Na manhã do dia 17 de março, a SIS realizou o evento online de lançamento do Policy Brief “Contribuições da SIS para a consulta pública da Taxonomia Sustentável Brasileira”. O documento, disponível para acesso aqui, sintetiza desafios e recomendações para a construção de uma taxonomia das finanças sustentáveis no Brasil, considerando não apenas critérios ambientais, mas também a redução das desigualdades de gênero, raciais, socioeconômicas e regionais.
A Taxonomia Sustentável Brasileira abrange os principais setores econômicos brasileiros, e a SIS desenvolveu contribuições para todos, exceto o de serviços. As propostas presentes no Policy Brief foram revisadas por especialistas de instituições reconhecidas em cada área. A abertura ficou a cargo de Luciane Moessa, Diretora Executiva e Técnica da SIS, que apresentou os debatedores — autores, membros da equipe técnica da SIS e revisores das propostas. Eles compartilharam suas percepções sobre os setores contemplados: Agropecuária, Florestas, Pesca e Aquicultura; Mineração; Indústria de Transformação; Eletricidade e Gás; Água e Esgoto; Destinação de Resíduos Sólidos; Construção Civil e Transportes. A gravação do evento pode ser vista no Youtube.
Sobre o setor de Agropecuária, Florestas, Pesca e Aquicultura (CNAE A), Suely Araújo, do Observatório do Clima, apontou que o documento da taxonomia disponibilizado para consulta pública apresenta uma lista limitada de culturas: soja e milho (anuais); soja e cacau (perenes); pecuária bovina de corte e leite; eucalipto (floresta plantada); regeneração natural assistida de florestas nativas; e algumas espécies da pesca e aquicultura (pirarucu, tilápia e tambaqui). No entanto, grande parte da produção alimentar da população brasileira ficou de fora, incluindo arroz e feijão. Além disso, a agricultura familiar foi negligenciada, sem menção a iniciativas que garantam sua viabilidade e à produção de comunidades tradicionais. Ela aponta que, do jeito que está, a taxonomia pode criar um “rótulo verde” para um número muito restrito de atividades. Entre os pontos críticos, Suely destacou que a pulverização aérea de pesticidas não pode ser reconhecida como sustentável e, portanto, deve ser excluída. Também questionou a inclusão do eucalipto e a ausência da pesca artesanal marítima, que carece de regulação adequada.

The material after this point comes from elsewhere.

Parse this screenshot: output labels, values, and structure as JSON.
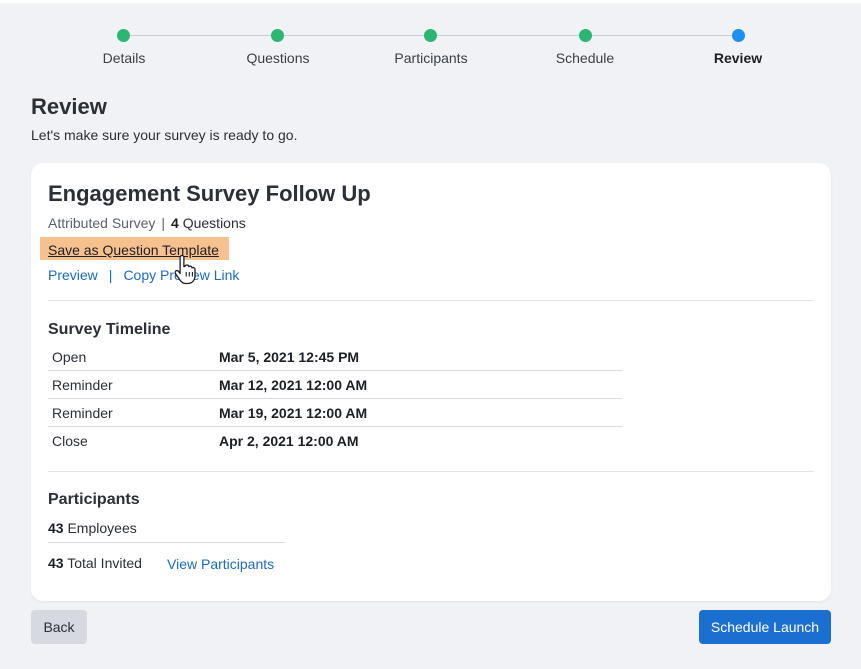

Sobre o setor de Mineração (CNAE B), Júlio Grillo, do Fórum Permanente do São Francisco, ressaltou que a mineração não foi incluída na maioria das taxonomias existentes e destacou que, apesar de necessária, a mineração é uma atividade de alto impacto ambiental, portanto exige monitoramento rigoroso. No Brasil, o licenciamento ambiental é falho, e os riscos das barragens de rejeitos são alarmantes. Ele defende a exclusão da mineração de alumínio e ferro da taxonomia, pois são minerais amplamente utilizados na economia e não necessitam de incentivos. Além disso, sua inclusão compromete a credibilidade do processo, podendo resultar em greenwashing. Entre as propostas da SIS e do Fórum Permanente do São Francisco, ele elencou medidas fundamentais para adaptação às mudanças climáticas e mitigação de riscos, incluindo: descomissionamento de barragens de rejeitos inativas; monitoramento aprimorado da segurança de barragens e pilhas de rejeitos estéreis; definição de altura máxima para pilhas de rejeitos; revisão dos sistemas de drenagem de águas pluviais, considerando o novo regime de chuvas; reforço nas estruturas de destinação de rejeitos; descontaminação de águas superficiais e subterrâneas; reaproveitamento de rejeitos na construção civil; incentivo ao uso de hidrogênio verde na desoxidação do minério, eliminando o uso de carvão. Por fim, Grillo fez um alerta contundente: diversas barragens representam um risco iminente para a sociedade e o meio ambiente; um rompimento pode comprometer todo o Rio São Francisco, liberando arsênio, cianeto e mercúrio, com impactos que podem durar um século. Para ver os slides usados pelo Julio, clique aqui.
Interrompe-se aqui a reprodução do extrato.